Your Thanksgiving Dinner Needs These No-Knead Dinner Rolls

These No-Knead Dinner Rolls:

There’s a time and a place for chewy, crusty homemade bread. Bread that requires 12 minutes of constant kneading to make. Bread that’s full of glorious, stretchy gluten. That place is not the Thanksgiving dinner table. Crusty bread makes a killer day-after turkey sandwich, but it sure makes a lousy dinner roll.

Dinner rolls are meant to be soft and squishy—the sort of bread you can load with butter, mop up gravy, and cram into your mouth. That’s where no-knead bread fits in. It’s easy on your arms and easy on the gluten, making it perfect for dinner rolls.

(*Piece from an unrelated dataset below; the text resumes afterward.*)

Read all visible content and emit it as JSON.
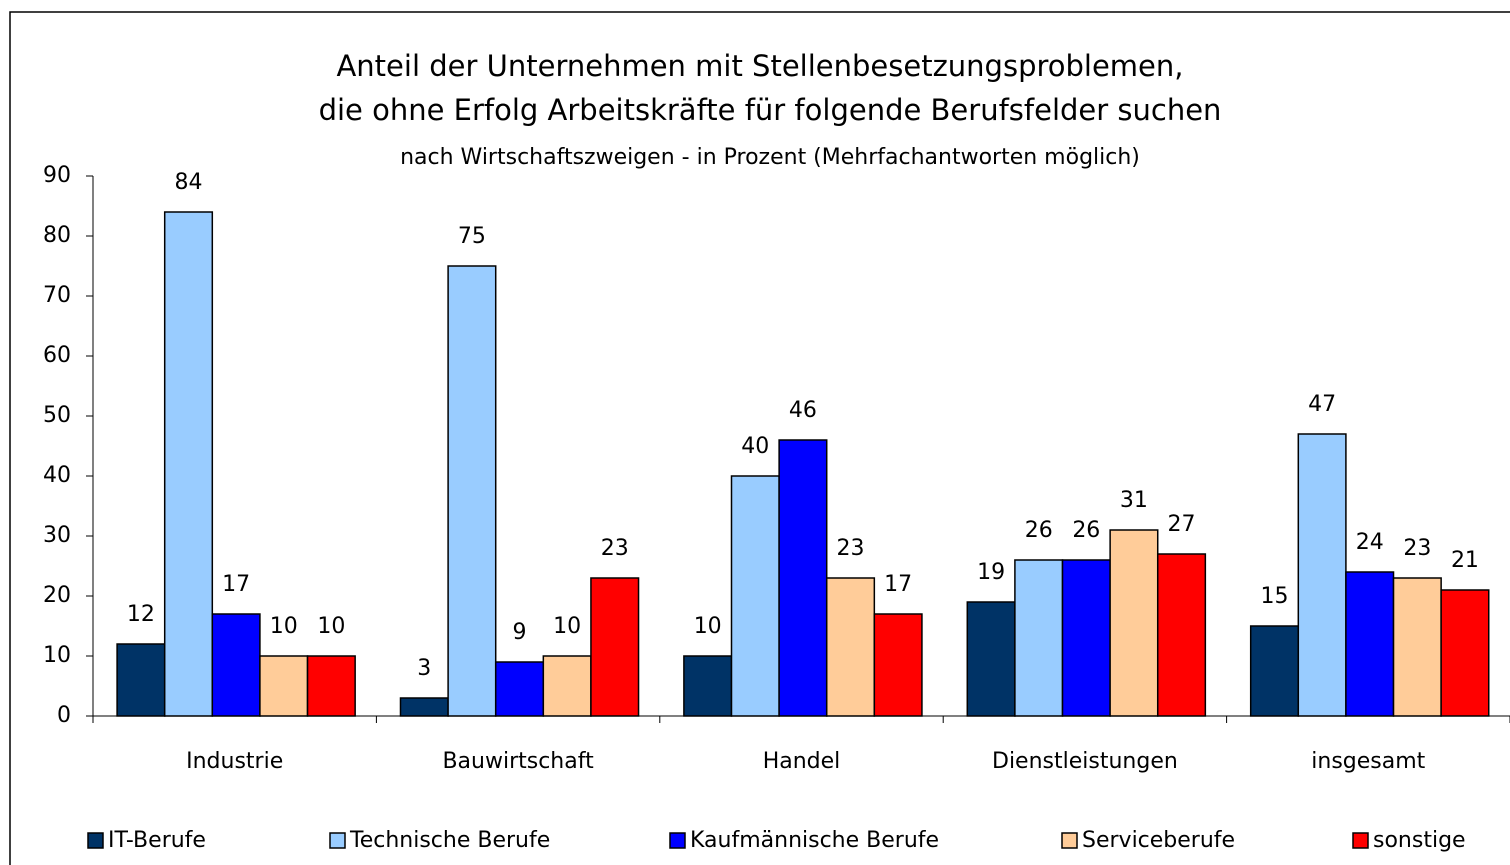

The average bread recipe can be turned into buns, but the trap is that those recipes use high-gluten flours to build up the strength necessary for a chewy, bouncy texture and good rise. For the perfect soft dinner roll, the gluten should be just enough to hold the structure, and there should be shortening agents–like eggs and butter–involved to keep it soft and hydrated.

No-knead breads aren’t kneaded (surprise!), and this recipe uses all-purpose flour, eggs, and butter. All of these factors ensure the gluten content is lower than a lean, crusty bread, and that the gluten development is kept to a minimum.